Он снова сидел в коричневой кухне, и мужчина дал ему таблетку, и тарелку с коричневым мясным рулетом, и горку картофельного пюре, и брокколи, и поставил другую тарелку себе, и они приступили к ужину в тишине. Тишина его не беспокоила — обычно он только радовался, — но молчание мужчины было похоже на созерцание: так кошка сидит и смотрит, смотрит, смотрит так неотрывно, что ты не знаешь, что она видит, а потом вдруг прыгает и что-то прижимает лапой.
— А вы какой доктор? — осторожно спросил он, и мужчина взглянул на него.
— Психиатр, — сказал доктор. — Знаешь, что это такое?
— Да, — сказал он.
Мужчина снова издал свой характерный звук.
— Тебе нравится быть проституткой? — спросил он, и у него отчего-то защипало в глазах, но он сморгнул, и слез больше не было.
— Нет, — сказал он.
— Тогда почему ты этим занимаешься? — спросил мужчина, и он помотал головой. — Отвечай, — сказал мужчина.
— Не знаю, — ответил он, и мужчина хмыкнул. — Это то, что я умею, — сказал он наконец.
— И хорошо у тебя получается? — спросил мужчина, и он снова почувствовал резь в глазах и долго молчал.
— Да, — сказал он, и это было худшее признание в его жизни, слово, которое далось ему тяжелее всего.
Когда они поели, доктор снова препроводил его до двери и так же, как накануне, подтолкнул внутрь.
— Погодите, — сказал он, когда мужчина закрывал дверь. — Меня зовут Джои. — И когда мужчина ничего не сказал, а только продолжал смотреть на него, добавил: — А вас?
Мужчина по-прежнему смотрел на него, но теперь, подумал он, почти улыбался или, по крайней мере, на его лице собиралось проступить какое-то выражение.

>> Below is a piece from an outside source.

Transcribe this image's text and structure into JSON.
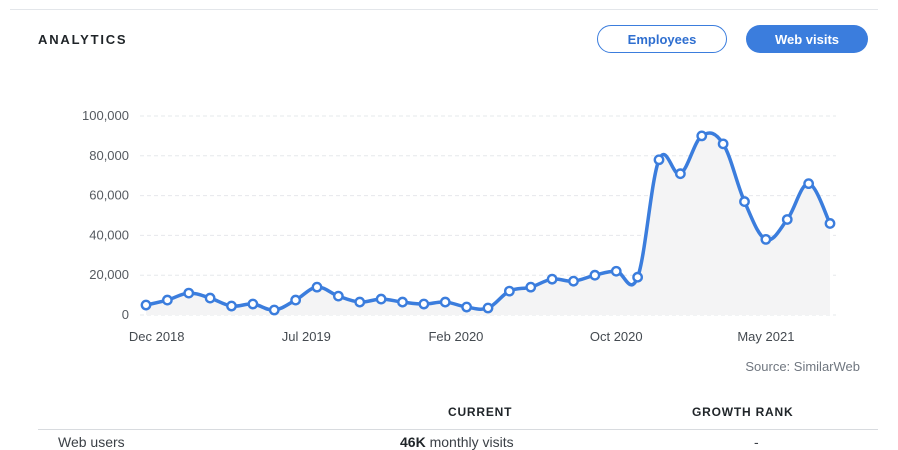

Но так и не проступило.
— Доктор Трейлор, — сказал мужчина и затем быстро захлопнул дверь, словно эта информация была птицей, которая улетит, если ее не запереть там, внизу, вместе с ним.

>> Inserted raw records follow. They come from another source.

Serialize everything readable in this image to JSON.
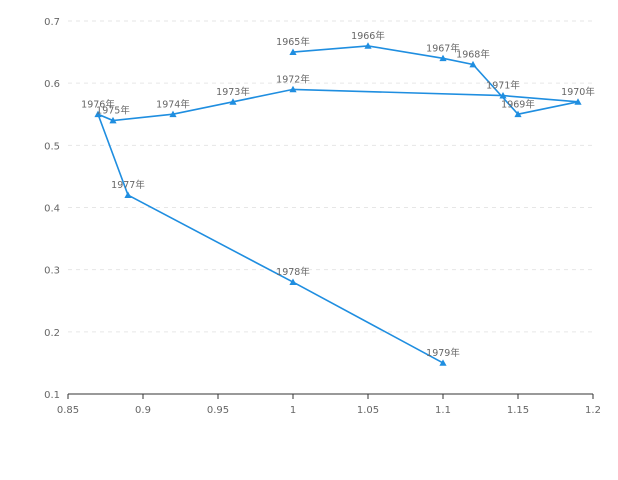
{
  "chart_data": {
    "type": "line",
    "title": "",
    "xlabel": "",
    "ylabel": "",
    "xlim": [
      0.85,
      1.2
    ],
    "ylim": [
      0.1,
      0.7
    ],
    "x_ticks": [
      "0.85",
      "0.9",
      "0.95",
      "1",
      "1.05",
      "1.1",
      "1.15",
      "1.2"
    ],
    "y_ticks": [
      "0.1",
      "0.2",
      "0.3",
      "0.4",
      "0.5",
      "0.6",
      "0.7"
    ],
    "grid": "horizontal dashed",
    "marker": "triangle",
    "color": "#1f8ee0",
    "series": [
      {
        "points": [
          {
            "label": "1965年",
            "x": 1.0,
            "y": 0.65
          },
          {
            "label": "1966年",
            "x": 1.05,
            "y": 0.66
          },
          {
            "label": "1967年",
            "x": 1.1,
            "y": 0.64
          },
          {
            "label": "1968年",
            "x": 1.12,
            "y": 0.63
          },
          {
            "label": "1969年",
            "x": 1.15,
            "y": 0.55
          },
          {
            "label": "1970年",
            "x": 1.19,
            "y": 0.57
          },
          {
            "label": "1971年",
            "x": 1.14,
            "y": 0.58
          },
          {
            "label": "1972年",
            "x": 1.0,
            "y": 0.59
          },
          {
            "label": "1973年",
            "x": 0.96,
            "y": 0.57
          },
          {
            "label": "1974年",
            "x": 0.92,
            "y": 0.55
          },
          {
            "label": "1975年",
            "x": 0.88,
            "y": 0.54
          },
          {
            "label": "1976年",
            "x": 0.87,
            "y": 0.55
          },
          {
            "label": "1977年",
            "x": 0.89,
            "y": 0.42
          },
          {
            "label": "1978年",
            "x": 1.0,
            "y": 0.28
          },
          {
            "label": "1979年",
            "x": 1.1,
            "y": 0.15
          }
        ]
      }
    ]
  }
}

На следующий день ему было не так больно, температура спала. Встав, он понял, что все еще очень слаб, но, шатаясь и хватая воздух руками, все-таки удержался на ногах. Он подошел к книжным полкам, изучил книги — они были в мягких обложках, распухшие от жары и влажности, и сладко пахли плесенью. Он нашел «Эмму», которую читал на занятиях в школе перед побегом, и медленно поднялся по лестнице, прихватив книгу с собой, а на верхней ступеньке сел, нашел место, где остановился, и стал читать, потихоньку поглощая завтрак с очередной таблеткой. На этот раз на подносе был еще сэндвич, завернутый в бумажное полотенце с мелкой надписью «Обед». Поев, он спустился с книгой и сэндвичем и, лежа в постели, осознал, как ему не хватало чтения, как благодарен он был за эту возможность на время покинуть свою жизнь.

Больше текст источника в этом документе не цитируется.